Soricimed Biopharma Inc. is a success story in translational research: taking technology from the academic research bench to private industry. Work that began out of curiosity in Professor Jack Stewart’s research lab at Mount Allison University in Sackville, New Brunswick, Canada, was moved into the private sector in 2005. Initially starting as BioProspecting NB Inc., a private, early-stage drug development company, Professor Stewart’s discovery of a proprietary bi-functional paralytic peptide, soricidin, with ion channel modulating characteristics soon became much more.
In 2000, Professor Stewart’s lab learned of the paralytic nature of the saliva of the northern short-tailed shrew (Blarina brevicauda). After finding that no one had identified the paralytic principle, they began a research program to identify the compound produced in this unique and ancient venomous mammalian species.
The ability of shrew saliva to immobilize insects was recognized earlier by Dr. Irwin G. Martin (Martin, I.G. 1981. Venom of the short-tailed shrew (Blarina brevicauda) as an insect immobilizing agent. J. Mammalogy, 62:189-192.). Work in the Stewart laboratory at Mount Allison University led to the discovery and development of a novel mammalian paralytic peptide, now called soricidin, from the shrew venom. The paralytic, non-opioid properties of the peptide suggested potential application for pain treatment (migraine, myofacial pain, neuromuscular disease, chronic and acute neuropathic pain) with the value-added benefit of not being addictive. Further screening offered another opportunity as it indicated pronounced effects on cancer cells and potential application in oncology. This bi-functional nature of soricidin was another curiosity.
We learned how to separate the paralytic domain of the peptide from the anti-oncology domain, launching two development programs. In addition, we characterized and synthesized the soricidin peptide and several smaller derivatives of it.

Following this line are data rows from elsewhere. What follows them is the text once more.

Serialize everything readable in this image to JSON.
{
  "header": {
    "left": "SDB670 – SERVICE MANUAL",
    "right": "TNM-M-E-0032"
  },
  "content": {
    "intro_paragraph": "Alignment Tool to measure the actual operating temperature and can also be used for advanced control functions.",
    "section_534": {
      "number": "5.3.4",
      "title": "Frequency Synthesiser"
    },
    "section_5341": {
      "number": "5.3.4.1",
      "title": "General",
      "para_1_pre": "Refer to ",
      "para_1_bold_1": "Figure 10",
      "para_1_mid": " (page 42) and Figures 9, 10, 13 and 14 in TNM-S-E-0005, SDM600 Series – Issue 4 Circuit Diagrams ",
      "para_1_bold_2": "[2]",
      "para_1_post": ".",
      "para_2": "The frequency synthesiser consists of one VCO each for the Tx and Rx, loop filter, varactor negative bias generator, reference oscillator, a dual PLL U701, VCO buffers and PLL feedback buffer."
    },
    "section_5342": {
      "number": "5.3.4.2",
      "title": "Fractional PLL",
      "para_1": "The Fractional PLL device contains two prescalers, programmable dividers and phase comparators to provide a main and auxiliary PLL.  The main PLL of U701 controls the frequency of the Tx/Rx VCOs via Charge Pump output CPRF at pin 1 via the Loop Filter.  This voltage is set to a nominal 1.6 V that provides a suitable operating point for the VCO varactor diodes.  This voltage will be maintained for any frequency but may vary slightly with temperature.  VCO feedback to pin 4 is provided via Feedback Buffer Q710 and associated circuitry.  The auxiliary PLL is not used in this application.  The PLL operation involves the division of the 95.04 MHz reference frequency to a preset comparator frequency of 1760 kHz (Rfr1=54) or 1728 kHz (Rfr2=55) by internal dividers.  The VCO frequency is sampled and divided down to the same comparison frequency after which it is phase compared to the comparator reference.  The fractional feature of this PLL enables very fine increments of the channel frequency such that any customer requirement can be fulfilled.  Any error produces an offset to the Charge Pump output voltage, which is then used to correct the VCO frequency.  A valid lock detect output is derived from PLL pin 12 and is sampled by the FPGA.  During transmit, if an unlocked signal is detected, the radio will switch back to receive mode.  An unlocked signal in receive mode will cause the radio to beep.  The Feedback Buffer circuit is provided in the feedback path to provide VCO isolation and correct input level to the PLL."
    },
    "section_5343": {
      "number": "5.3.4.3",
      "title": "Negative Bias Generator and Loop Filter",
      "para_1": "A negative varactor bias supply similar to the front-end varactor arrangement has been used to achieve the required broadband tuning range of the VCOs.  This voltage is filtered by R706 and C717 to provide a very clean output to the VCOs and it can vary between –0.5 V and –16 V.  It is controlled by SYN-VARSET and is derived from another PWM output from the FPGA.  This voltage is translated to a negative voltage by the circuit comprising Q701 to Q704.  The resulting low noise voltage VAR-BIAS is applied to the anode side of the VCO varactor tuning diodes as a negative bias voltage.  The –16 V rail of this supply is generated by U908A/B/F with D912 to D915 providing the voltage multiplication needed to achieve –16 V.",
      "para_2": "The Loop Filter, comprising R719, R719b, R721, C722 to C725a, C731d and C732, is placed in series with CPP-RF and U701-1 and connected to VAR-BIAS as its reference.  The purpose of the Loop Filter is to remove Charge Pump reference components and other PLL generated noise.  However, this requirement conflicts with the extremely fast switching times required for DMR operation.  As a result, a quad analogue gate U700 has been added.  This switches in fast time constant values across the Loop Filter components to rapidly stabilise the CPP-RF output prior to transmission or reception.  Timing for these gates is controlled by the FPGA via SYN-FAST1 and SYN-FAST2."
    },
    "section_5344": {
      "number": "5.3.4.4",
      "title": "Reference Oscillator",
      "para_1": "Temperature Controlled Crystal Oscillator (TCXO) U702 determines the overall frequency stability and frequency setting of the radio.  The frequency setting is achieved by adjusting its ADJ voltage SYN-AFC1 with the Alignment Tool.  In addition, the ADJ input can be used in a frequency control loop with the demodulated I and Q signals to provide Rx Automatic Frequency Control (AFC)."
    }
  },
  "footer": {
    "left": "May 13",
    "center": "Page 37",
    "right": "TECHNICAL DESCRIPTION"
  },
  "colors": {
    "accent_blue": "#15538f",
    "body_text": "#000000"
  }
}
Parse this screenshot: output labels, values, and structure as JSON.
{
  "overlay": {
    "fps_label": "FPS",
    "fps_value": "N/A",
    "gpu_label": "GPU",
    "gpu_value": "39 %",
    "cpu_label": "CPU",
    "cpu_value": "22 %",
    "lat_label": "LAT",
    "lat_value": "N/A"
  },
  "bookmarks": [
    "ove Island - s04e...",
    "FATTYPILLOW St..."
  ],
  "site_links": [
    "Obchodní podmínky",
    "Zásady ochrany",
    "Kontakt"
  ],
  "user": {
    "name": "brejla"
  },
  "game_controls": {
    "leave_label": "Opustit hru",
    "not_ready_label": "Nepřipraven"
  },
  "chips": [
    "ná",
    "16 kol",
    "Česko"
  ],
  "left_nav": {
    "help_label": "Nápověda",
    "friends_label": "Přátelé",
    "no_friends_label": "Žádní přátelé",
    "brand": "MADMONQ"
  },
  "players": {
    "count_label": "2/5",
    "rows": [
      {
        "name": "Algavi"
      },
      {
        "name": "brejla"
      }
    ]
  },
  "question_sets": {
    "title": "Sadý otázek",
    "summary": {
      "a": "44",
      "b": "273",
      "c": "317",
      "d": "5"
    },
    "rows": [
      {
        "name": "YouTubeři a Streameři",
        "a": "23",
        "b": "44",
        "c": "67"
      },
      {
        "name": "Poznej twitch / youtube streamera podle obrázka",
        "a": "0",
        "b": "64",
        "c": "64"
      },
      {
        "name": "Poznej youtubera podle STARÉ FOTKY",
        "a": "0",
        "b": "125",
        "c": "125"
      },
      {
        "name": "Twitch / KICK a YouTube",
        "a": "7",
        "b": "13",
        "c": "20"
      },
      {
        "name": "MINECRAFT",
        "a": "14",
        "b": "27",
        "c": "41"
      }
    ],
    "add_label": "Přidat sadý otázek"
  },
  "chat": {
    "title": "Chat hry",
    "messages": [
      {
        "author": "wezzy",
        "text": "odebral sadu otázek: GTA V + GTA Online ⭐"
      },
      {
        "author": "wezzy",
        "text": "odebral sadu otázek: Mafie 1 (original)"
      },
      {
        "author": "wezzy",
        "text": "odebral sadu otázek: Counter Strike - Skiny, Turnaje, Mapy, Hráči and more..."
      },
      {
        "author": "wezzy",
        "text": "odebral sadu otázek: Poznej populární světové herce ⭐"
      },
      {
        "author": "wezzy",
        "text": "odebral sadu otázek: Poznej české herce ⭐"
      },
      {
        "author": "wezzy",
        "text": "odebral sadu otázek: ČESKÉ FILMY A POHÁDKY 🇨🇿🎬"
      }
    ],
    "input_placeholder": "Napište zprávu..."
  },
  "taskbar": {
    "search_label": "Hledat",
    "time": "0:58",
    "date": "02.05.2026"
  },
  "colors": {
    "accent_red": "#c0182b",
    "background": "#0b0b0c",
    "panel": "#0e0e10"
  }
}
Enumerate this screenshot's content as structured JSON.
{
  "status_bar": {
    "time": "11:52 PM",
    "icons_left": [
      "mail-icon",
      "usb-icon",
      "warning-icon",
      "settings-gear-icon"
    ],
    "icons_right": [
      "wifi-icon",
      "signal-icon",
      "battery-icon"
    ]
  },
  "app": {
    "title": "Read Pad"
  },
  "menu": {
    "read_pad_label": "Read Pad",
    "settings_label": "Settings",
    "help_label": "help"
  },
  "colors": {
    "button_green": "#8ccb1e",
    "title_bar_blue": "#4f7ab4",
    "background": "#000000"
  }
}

The target of the anti-oncology lead peptides was identified as the selective calcium ion channel TRPV6 (transient receptor potential vanilloid family number 6). This ion channel is highly over-expressed in epithelial cancers (ovarian, prostate, breast etc.) and at very low levels, if at all, in most healthy tissues. Soricidin derivatives (the C-series peptides) are highly effective inhibitors of this ion channel. In cancer cells that over-express TRPV6, inhibition of the TRPV6 channels interrupts specific but aberrant cell signaling pathways, triggering a self-destruct program.
After very successful in vitro studies with many cell lines derived from ovarian, prostate and breast cancers, the lead candidates from the smaller derivative panel of peptides were identified.
As part of the study of the mechanism-of-action of the lead candidate, we learned that the drug target, and the drugs themselves, could be adapted to distinguish healthy cells from Stage I ovarian cancers. We are now developing a blood test, a peptide-based scanning/imaging technology and biopsy test that detects, locates and monitors, or confirms earliest stages of ovarian, breast and prostate cancers. Along with the therapeutic, we are developing a full spectrum of protocols for the early detection of ovarian cancer.
As work at BioProspecting progressed and moved through the preclinical stage, the company evolved to a more globally oriented biopharma organization. In 2010, the company name was changed to Soricimed Biopharma Inc.